【2011フランクフルトショー】
フォルクスワーゲンは「up!」「NILS」で環境性能を強くアピール

多種多様な「up!」ファミリーがサプライズで登場

2011年9月15日~25日(現地時間)
独フランクフルト
Messe Frankfurt



 フランクフルト・モーターショーでフォルクスワーゲンが発表したのは、新たなるコンパクトレンジを担っていく4名乗車が可能なサブコンパクトカー「up!」。ボディーサイズは3540mm×1641mm×1478mm(全長×全幅×全高)、ホイールベース2420mmで、ポロの3995mm×1685mm×1475mm(同)と比べてもかなりコンパクトなのが分かる。

 エンジンは3気筒 1リッターで、最高出力60PSと75PSの2種類が用意される。アイドリングストップ機能や低転がり抵抗タイヤなどの燃費向上アイテムを搭載し、60PSモデルの燃費はハイブリッド車並みの4.2L/100kmをマークする。

 昨日行われたフォルクスワーゲングループによる「グループナイト」で先行公開された「up!」だが、プレスデー初日のプレスカンファレンスではサプライズが用意されていた。
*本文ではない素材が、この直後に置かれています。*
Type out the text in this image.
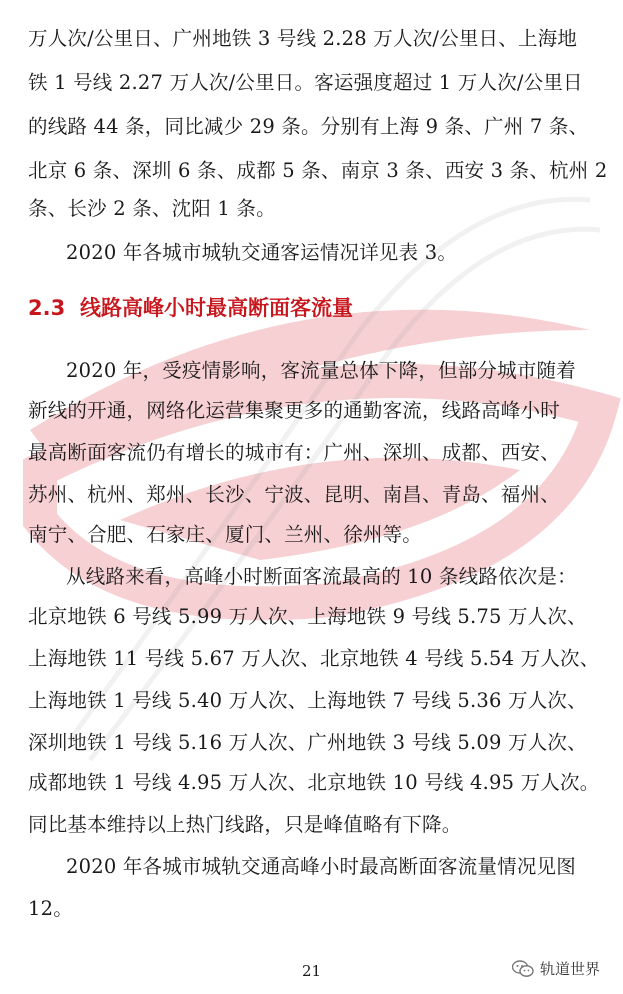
万人次/公里日、广州地铁 3 号线 2.28 万人次/公里日、上海地
铁 1 号线 2.27 万人次/公里日。客运强度超过 1 万人次/公里日
的线路 44 条，同比减少 29 条。分别有上海 9 条、广州 7 条、
北京 6 条、深圳 6 条、成都 5 条、南京 3 条、西安 3 条、杭州 2
条、长沙 2 条、沈阳 1 条。
2020 年各城市城轨交通客运情况详见表 3。
2.3 线路高峰小时最高断面客流量
2020 年，受疫情影响，客流量总体下降，但部分城市随着
新线的开通，网络化运营集聚更多的通勤客流，线路高峰小时
最高断面客流仍有增长的城市有：广州、深圳、成都、西安、
苏州、杭州、郑州、长沙、宁波、昆明、南昌、青岛、福州、
南宁、合肥、石家庄、厦门、兰州、徐州等。
从线路来看，高峰小时断面客流最高的 10 条线路依次是：
北京地铁 6 号线 5.99 万人次、上海地铁 9 号线 5.75 万人次、
上海地铁 11 号线 5.67 万人次、北京地铁 4 号线 5.54 万人次、
上海地铁 1 号线 5.40 万人次、上海地铁 7 号线 5.36 万人次、
深圳地铁 1 号线 5.16 万人次、广州地铁 3 号线 5.09 万人次、
成都地铁 1 号线 4.95 万人次、北京地铁 10 号线 4.95 万人次。
同比基本维持以上热门线路，只是峰值略有下降。
2020 年各城市城轨交通高峰小时最高断面客流量情况见图
12。
21	轨道世界
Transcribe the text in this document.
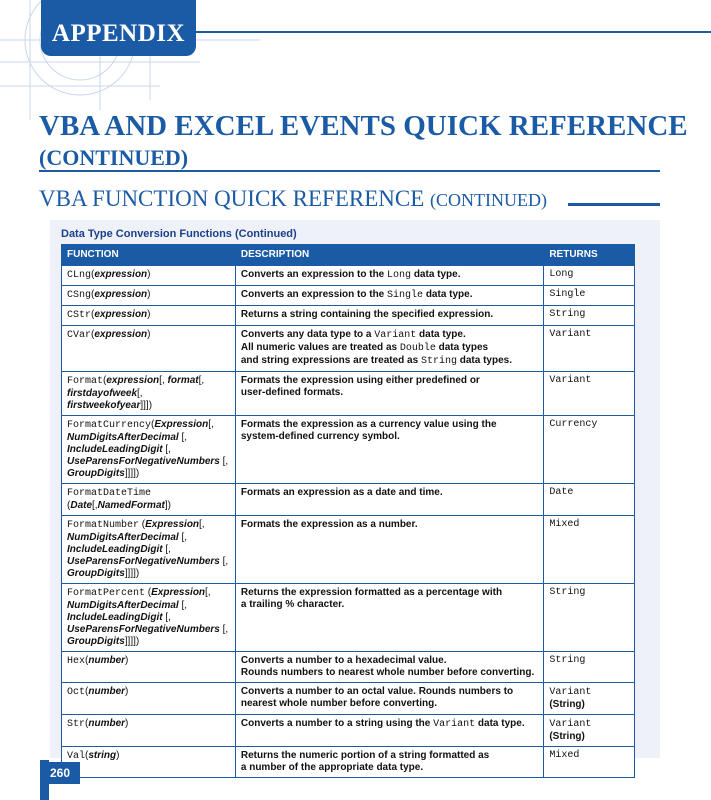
APPENDIX
VBA AND EXCEL EVENTS QUICK REFERENCE
(CONTINUED)
VBA FUNCTION QUICK REFERENCE (CONTINUED)
Data Type Conversion Functions (Continued)
FUNCTION	DESCRIPTION	RETURNS
CLng(expression)	Converts an expression to the Long data type.	Long
CSng(expression)	Converts an expression to the Single data type.	Single
CStr(expression)	Returns a string containing the specified expression.	String
CVar(expression)	Converts any data type to a Variant data type.
All numeric values are treated as Double data types
and string expressions are treated as String data types.	Variant
Format(expression[, format[,
firstdayofweek[, firstweekofyear]]])	Formats the expression using either predefined or
user-defined formats.	Variant
FormatCurrency(Expression[,
NumDigitsAfterDecimal [,
IncludeLeadingDigit [,
UseParensForNegativeNumbers [,
GroupDigits]]]])	Formats the expression as a currency value using the
system-defined currency symbol.	Currency
FormatDateTime
(Date[,NamedFormat])	Formats an expression as a date and time.	Date
FormatNumber (Expression[,
NumDigitsAfterDecimal [,
IncludeLeadingDigit [,
UseParensForNegativeNumbers [,
GroupDigits]]]])	Formats the expression as a number.	Mixed
FormatPercent (Expression[,
NumDigitsAfterDecimal [,
IncludeLeadingDigit [,
UseParensForNegativeNumbers [,
GroupDigits]]]])	Returns the expression formatted as a percentage with
a trailing % character.	String
Hex(number)	Converts a number to a hexadecimal value.
Rounds numbers to nearest whole number before converting.	String
Oct(number)	Converts a number to an octal value. Rounds numbers to
nearest whole number before converting.	Variant
(String)
Str(number)	Converts a number to a string using the Variant data type.	Variant
(String)
Val(string)	Returns the numeric portion of a string formatted as
a number of the appropriate data type.	Mixed
260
これから発売が開始される「up!」だが、すでにファミリーという派生車種が数多く用意されていたのだ。

 2013年に電気自動車(EV)として発売することはアナウンスしていたが、そのほかにもスポーツグレードの「GT up!」や車高を上げた「cross up!」、ジウジアーロにデザインを委託したオープントップモデル「up! azzura セーリングチーム」、2シーター化された「buggy up!」などが発表された。

 これからのフォルクスワーゲンの中核となっていくup!には、遊び心に溢れたファンなモデルから、環境性能を突き詰めたEVやエコモデルがすでに全方位的に用意されており、ポロやゴルフとは違ったラインアップが形成されることが予想される。

4人乗車が可能な都市型モビリティのup!は、エントリーモデル「take up!」、コンフォートモデル「move up!」、トップモデル「high up!」がラインアップ。写真はhigh up!ベースの「up! black」
GT up!。大径ホイールとスポーティなグリルを持つ
EVのe up!。メーターには「チャージ」の文字が見える
走破性が高そうなデザインのbuggy up!
4ドアクロスオーバーモデルのcross up!
ヨットクラブをイメージしたと言うジウジアーロデザインのup! azzura セーリングチーム
天然ガスを動力源とするeco up!のCO2排出量は同セグメントでもかなり低い79g/kmとなっている

 また、フォルクスワーゲンはコンセプトモデル「NILS」も公開した。NILSは、通勤用として同社が新たに提案するEV。5.3kwhのバッテリーを積み航続可能距離は65km。モーターの出力は基本は15kWだが、短い時間なら25kWのハイパワーが使える。そこから得られる最高時速は130km/h。コンパクトな1人乗りの重量はわずか460kgとなっている。0-100km/h加速は11秒。満充電までの時間は230Vで2時間というスペックを備える。

 65kmという航続距離だが、同社の調査によるとベルリンとミュンヘンで仕事をしてる人の通勤距離は25km以内の人が73.9%ということで、NILSの航続距離は多くの通勤者をカバーできることになる。

1名乗車で都市型の通勤を想定したNILS

2013年からのWRC参戦が発表されているポロR WRC

 2013年から世界ラリー選手権(WRC)に参戦することになったフォルクスワーゲンのマシンが「ポロR WRC」。2011年からWRCカーのエンジン規定が1.6リッターターボになり、同社が推し進めるダウンサイジングと同様の方向性を感じたこともあり参戦を決めたと言う。

 ポロRの搭載されるエンジンは、ラインアップの中でメインボリュームとなる直噴ターボのTSIをベースにしている。規定により33mmのリストリクターを装備し、最高出力は300PS、最大トルクは350Nmとなっている。車重も規定に沿った1200kgに収まっている。